With the ability to scope our records, we needed to figure out how to set our current company for each incoming request. We knew that we needed to add something to our user to tell the app which company they were looking at, and also allow the user to change which company they wanted to look at.

We chose to add a company_id column to our users, and added a dropdown in our CMS header to allow them to quickly swap which company they were looking at. Then in our application controller, we were able to set the current company based on our authenticated user.

class ApplicationController < ActionController::Base
  before_action :set_current_company

  private

  def set_current_company
    Current.company_id = current_user&.company_id
  end
end

With those changes, most of our problems were solved. With the current company set in the controller, we were able to use Current for feature flagging in our views, and for swapping out which api key to use when interacting with the Stripe api. It was not all smooth sailing, though. We hit a few hurdles along the way as we started doing testing and exercising the full scope of the application.

Background Jobs

The first thing we noticed once we added the default scopes to our foreign table-based models was a slew of test failures in our jobs. This quickly made sense, as background jobs run in a different process from the request that triggered the job. So unfortunately, we found that we had to pass the company id to every single job that leveraged the foreign models. This was a high touch point change, but low complexity overall.

Request Specs

Once we fixed our job specs, we noticed that we still had a great deal of failures within our request specs. This we struggled to understand. We were dealing with a spec that looked something like like this:

# spec/requests/posts_controller_spec.rb
RSpec.describe PostsController, type: :request do
  before do
    Current.company_id = Company::HASHROCKET
  end

  describe "POST /posts" do
    it "creates a new post" do
      expect {
        post posts_path, params: { title: "New post" }
      }.to change {
        Post.count
      }.by(1)
    end
  end
end

We were getting the guard clause error we added to our default scope during the spec when it tried to run Post.count. We added some puts in the test to debug, and found an interesting behavior.

# spec/requests/posts_controller_spec.rb
RSpec.describe PostsController, type: :request do
  before do
    Current.company_id = Company::HASHROCKET
    puts Current.company_id # => "hashrocket"
  end

  describe "POST /posts" do
    it "creates a new post" do
      expect {
        puts Current.company_id # => "hashrocket"
        post "/posts", params: { title: "New post" }
        puts Current.company_id # => nil
      }.to change {
        puts Current.company_id # => nil
        Post.count
      }.by(1)
    end
  end
end

The issue appeared to be that when the controller finished processing the request and cleaned up CurrentAttributes, it was wiping out the values from the rspec setup.

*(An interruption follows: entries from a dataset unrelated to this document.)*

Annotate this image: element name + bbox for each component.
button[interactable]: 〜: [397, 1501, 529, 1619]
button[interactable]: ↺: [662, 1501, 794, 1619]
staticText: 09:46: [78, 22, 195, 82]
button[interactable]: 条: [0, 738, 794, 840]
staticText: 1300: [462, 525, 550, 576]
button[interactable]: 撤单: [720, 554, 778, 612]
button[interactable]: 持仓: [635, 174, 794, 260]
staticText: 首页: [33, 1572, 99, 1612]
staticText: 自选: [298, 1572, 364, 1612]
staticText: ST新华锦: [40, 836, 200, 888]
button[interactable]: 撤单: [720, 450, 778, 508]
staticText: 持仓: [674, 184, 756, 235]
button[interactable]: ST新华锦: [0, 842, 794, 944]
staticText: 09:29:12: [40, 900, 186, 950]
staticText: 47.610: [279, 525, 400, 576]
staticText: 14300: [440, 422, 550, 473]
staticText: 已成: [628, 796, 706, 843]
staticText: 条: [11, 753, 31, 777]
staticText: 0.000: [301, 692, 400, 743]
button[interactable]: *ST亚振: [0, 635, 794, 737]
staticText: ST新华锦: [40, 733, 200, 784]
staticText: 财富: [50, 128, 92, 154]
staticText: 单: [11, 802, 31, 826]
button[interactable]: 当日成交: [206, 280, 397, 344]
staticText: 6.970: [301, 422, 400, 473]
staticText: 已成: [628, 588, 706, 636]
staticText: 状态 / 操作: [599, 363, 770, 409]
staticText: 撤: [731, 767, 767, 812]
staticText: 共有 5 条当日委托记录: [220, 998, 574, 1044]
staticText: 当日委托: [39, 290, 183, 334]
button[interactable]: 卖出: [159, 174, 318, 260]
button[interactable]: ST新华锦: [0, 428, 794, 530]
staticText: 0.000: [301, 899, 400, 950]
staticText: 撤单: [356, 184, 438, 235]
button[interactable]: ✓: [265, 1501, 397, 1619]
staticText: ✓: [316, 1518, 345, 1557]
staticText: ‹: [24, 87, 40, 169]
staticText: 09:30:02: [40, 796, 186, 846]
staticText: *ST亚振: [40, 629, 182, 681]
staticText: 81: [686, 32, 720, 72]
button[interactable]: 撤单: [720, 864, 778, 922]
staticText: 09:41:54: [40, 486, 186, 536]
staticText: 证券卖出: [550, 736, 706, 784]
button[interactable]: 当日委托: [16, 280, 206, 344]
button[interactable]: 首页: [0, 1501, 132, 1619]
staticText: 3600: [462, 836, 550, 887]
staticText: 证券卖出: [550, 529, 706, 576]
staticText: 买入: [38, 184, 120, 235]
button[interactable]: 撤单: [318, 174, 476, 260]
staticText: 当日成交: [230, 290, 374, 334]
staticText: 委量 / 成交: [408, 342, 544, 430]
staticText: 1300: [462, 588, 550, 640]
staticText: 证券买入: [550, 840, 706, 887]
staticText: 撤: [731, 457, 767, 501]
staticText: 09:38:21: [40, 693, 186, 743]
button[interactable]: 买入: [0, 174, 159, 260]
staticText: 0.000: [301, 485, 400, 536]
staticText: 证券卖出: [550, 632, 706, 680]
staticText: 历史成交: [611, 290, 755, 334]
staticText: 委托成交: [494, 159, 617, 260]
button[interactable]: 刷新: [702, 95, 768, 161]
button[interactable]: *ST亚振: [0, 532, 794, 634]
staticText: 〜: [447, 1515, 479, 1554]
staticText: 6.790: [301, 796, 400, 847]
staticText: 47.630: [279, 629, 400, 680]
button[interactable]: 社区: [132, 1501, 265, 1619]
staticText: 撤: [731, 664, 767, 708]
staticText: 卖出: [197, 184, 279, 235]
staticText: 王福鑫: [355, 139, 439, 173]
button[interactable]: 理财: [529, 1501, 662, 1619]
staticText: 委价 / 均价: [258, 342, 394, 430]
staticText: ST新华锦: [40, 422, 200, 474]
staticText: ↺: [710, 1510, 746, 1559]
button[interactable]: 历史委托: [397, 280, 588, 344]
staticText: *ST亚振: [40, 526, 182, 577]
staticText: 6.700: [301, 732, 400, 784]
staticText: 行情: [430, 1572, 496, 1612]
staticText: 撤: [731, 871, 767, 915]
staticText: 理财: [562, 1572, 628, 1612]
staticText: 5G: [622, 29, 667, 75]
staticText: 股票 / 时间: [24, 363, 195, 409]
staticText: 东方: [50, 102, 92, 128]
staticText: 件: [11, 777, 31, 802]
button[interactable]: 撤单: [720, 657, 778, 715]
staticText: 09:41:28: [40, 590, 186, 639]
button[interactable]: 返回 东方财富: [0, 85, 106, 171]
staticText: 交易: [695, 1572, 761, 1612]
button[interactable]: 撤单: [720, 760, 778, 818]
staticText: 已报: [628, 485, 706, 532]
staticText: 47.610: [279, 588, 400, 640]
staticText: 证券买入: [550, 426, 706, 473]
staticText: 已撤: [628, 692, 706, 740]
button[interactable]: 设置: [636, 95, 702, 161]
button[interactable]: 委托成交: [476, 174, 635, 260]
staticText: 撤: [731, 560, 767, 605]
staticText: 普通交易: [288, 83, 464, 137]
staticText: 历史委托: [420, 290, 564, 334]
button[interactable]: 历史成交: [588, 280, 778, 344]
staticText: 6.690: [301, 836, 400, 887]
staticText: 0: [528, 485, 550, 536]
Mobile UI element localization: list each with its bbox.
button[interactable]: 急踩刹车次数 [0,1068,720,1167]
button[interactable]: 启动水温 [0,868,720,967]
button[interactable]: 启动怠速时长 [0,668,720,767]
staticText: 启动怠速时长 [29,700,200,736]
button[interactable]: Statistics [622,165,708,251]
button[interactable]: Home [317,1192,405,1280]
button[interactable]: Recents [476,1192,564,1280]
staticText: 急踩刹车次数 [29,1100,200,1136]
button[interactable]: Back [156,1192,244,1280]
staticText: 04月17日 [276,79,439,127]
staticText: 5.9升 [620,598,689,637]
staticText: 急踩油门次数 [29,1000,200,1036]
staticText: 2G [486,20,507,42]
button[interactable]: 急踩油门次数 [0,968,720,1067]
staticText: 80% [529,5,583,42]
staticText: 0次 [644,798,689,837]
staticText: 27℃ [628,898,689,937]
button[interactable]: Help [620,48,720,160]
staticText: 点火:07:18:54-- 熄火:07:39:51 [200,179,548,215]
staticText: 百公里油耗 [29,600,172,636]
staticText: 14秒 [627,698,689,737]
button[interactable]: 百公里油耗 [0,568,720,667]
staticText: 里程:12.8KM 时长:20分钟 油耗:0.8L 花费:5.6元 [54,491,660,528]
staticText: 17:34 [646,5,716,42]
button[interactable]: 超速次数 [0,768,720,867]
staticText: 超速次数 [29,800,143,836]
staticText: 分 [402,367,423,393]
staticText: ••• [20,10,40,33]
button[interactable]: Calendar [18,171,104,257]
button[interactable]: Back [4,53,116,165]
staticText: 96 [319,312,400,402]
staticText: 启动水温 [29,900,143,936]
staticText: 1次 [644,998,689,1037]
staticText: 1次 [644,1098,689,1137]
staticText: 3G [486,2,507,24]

To address this issue, we added a quick helper to our Current class:

class Current < ActiveSupport::CurrentAttributes
  attribute :company_id

  def self.with_company(cid)
    set(company_id: cid) do
      yield
    end
  end
end

Then we used that helper in our tests to resolve the error being raised in the default scope:

# spec/requests/posts_controller_spec.rb
RSpec.describe PostsController, type: :request do
  let(:company_id) { Company::HASHROCKET }

  before do
    Current.company_id = company_id
  end

  describe "POST /posts" do
    it "creates a new post" do
      expect {
        post posts_path, params: { title: "New post" }
      }.to change {
        Current.with_company(company_id) { Post.count }
      }.by(1)
    end
  end
end

With that, our request specs were squared away.

Bottom Line

CurrentAttributes is a powerful tool for handling global variables in a Rails application. It enabled us to quickly set up multitenancy in our CMS, and prevented us from having to pass a company_id variable to every aspect of our application code (with the exception of our background jobs). While our implementation wouldn't be appropriate for all use cases, it worked perfectly for our client and kept us from having a high level of complexity in our code base.